In the Washington area, say Heller and Martin, about 60 percent of students have some access to computers. The goal in Montgomery County is that within four years, every high school student will have access to 120 minutes of computer time per week, every junior high student for 90 minutes and every elementary student for 50 minutes.

"That's a good model," says Heller. "But the leader is Minnesota, where they've mandated computer training for teachers."

Along with the booming use of computers has come a change in what it means to be computer literate. "In the past," says Martin, "having an awareness and appreciation for computers was sufficient for computer literacy. But now we're living in a society where, by the time you get to the office, you've come in contact with at least 50 computerized effects. So you need a functional knowledge of computers."

The National Science Foundation, they say, considers a person computer-literate if he or she knows:

1. How a computer works. (Reminder: It has five functional parts -- the input to enter information, the memory which stores information, the central processing unit which causes all the other parts to do their job, the arithmetic and logical unit which gets the work done and the output unit where the work is displayed.)

2. The step-by-step technique for problem-solving. While the ability to write a program isn't necessary, "You should have a basic understanding," says Heller, "of how it's done."

3. Social implications of computer use. "Equity is a big issue," says Martin. "People with access to computer power have a great edge over those who don't. There's a place in California called Computertown U.S.A. where the public has free access to computers through the libraries. Residents can even check out a kid to help them use it."

4. Computer applications. "There is hardly an area in our lives that is not affected in some way by computers."

The key to computer literacy, says Heller, "is demystifying the machine. A computer is simply a problem-solving tool that causes you to think in a very different way. Adults need to realize they must approach problems in an organized, logical fashion."

Children take to computers more easily than adults, claims Martin, "because they're naturally curious and they don't have the same baggage adults do. Adults have a lot of subconscious negative attitudes about computers.

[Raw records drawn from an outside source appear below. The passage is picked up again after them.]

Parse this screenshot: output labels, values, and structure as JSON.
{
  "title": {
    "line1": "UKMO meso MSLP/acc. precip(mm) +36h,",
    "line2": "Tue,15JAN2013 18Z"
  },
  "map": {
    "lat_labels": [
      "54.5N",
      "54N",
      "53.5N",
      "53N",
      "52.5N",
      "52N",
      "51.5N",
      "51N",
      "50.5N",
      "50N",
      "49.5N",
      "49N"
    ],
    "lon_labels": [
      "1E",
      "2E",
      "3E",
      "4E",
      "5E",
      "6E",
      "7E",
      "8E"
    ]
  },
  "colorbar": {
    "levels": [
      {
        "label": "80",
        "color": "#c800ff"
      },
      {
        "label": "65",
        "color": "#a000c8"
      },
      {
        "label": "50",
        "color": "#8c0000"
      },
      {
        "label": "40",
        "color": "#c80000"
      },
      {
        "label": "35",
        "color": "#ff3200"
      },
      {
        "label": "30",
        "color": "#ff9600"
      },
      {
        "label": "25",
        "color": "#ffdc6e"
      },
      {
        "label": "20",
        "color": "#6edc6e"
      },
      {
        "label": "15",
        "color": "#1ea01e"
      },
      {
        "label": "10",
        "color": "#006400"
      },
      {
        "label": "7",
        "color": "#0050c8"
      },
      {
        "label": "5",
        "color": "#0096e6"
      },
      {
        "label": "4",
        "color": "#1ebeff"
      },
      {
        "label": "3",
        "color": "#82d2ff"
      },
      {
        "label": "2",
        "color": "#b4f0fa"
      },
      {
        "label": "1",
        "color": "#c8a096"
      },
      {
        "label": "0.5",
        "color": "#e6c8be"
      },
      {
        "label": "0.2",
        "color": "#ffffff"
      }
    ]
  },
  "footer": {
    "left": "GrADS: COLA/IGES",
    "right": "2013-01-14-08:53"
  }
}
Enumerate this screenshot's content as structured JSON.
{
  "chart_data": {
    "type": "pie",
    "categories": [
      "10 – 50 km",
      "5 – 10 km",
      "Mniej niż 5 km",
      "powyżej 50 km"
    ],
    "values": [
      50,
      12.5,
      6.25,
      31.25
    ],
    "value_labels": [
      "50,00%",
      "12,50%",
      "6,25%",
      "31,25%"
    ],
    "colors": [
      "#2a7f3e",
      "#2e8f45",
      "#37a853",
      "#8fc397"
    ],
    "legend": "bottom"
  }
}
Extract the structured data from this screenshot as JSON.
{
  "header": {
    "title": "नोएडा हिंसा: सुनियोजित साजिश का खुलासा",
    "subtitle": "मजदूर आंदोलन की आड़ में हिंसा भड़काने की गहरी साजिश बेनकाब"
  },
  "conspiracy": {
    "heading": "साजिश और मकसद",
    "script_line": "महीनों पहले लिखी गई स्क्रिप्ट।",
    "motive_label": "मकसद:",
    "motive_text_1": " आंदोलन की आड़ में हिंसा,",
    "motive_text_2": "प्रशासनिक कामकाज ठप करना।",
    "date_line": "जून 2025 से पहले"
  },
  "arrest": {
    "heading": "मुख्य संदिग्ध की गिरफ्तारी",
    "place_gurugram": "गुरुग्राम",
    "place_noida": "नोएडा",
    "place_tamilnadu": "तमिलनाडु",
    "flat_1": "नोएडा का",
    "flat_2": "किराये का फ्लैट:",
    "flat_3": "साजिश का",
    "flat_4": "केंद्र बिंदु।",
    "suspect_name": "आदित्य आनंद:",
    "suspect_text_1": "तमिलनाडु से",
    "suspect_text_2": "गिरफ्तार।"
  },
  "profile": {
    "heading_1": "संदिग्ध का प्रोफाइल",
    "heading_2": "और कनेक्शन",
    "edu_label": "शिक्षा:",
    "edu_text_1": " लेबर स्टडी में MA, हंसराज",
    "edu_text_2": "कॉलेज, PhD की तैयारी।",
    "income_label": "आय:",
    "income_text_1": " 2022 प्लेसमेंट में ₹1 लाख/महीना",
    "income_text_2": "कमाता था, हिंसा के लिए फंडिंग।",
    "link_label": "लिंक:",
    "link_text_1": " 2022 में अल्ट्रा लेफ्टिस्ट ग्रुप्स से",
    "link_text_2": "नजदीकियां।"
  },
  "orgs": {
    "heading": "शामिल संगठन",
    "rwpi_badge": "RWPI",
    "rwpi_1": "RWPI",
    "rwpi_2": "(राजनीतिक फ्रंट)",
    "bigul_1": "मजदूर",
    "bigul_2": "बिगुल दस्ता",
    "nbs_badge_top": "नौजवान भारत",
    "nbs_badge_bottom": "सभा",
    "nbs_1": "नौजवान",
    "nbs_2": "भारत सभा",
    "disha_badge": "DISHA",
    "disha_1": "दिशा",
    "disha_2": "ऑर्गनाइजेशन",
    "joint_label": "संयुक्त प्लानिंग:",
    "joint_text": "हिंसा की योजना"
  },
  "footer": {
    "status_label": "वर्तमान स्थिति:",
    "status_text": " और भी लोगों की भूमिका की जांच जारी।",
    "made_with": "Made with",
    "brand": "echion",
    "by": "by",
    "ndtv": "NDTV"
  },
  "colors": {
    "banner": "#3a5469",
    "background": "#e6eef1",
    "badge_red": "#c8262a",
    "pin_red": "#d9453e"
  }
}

They may remember a science-fiction story about a computer that killed people, or they may have had their checking account balance messed up by one, or they may fear a computer will take over their job."

Most adults, says Heller, "tend to think in terms of right and wrong rather than of process. If they get an error message, they may get upset or feel foolish and quit. But with computers it's okay not to be right the first time. You have to de-bug and refine. The emphasis is on problem-solving rather than getting the right answer."

Computer companies are courting the technologically timid, they note, by making new machines more "user-friendly." "Instead of having commands labeled 'abort' -- which can be hard for an adult to deal with," says Heller, "they're using less loaded words that you don't have to be a programmer to understand."

Often adults need time and practice to be comfortable with computers. "Some," Heller admits, "will never be comfortable. But others will get hooked."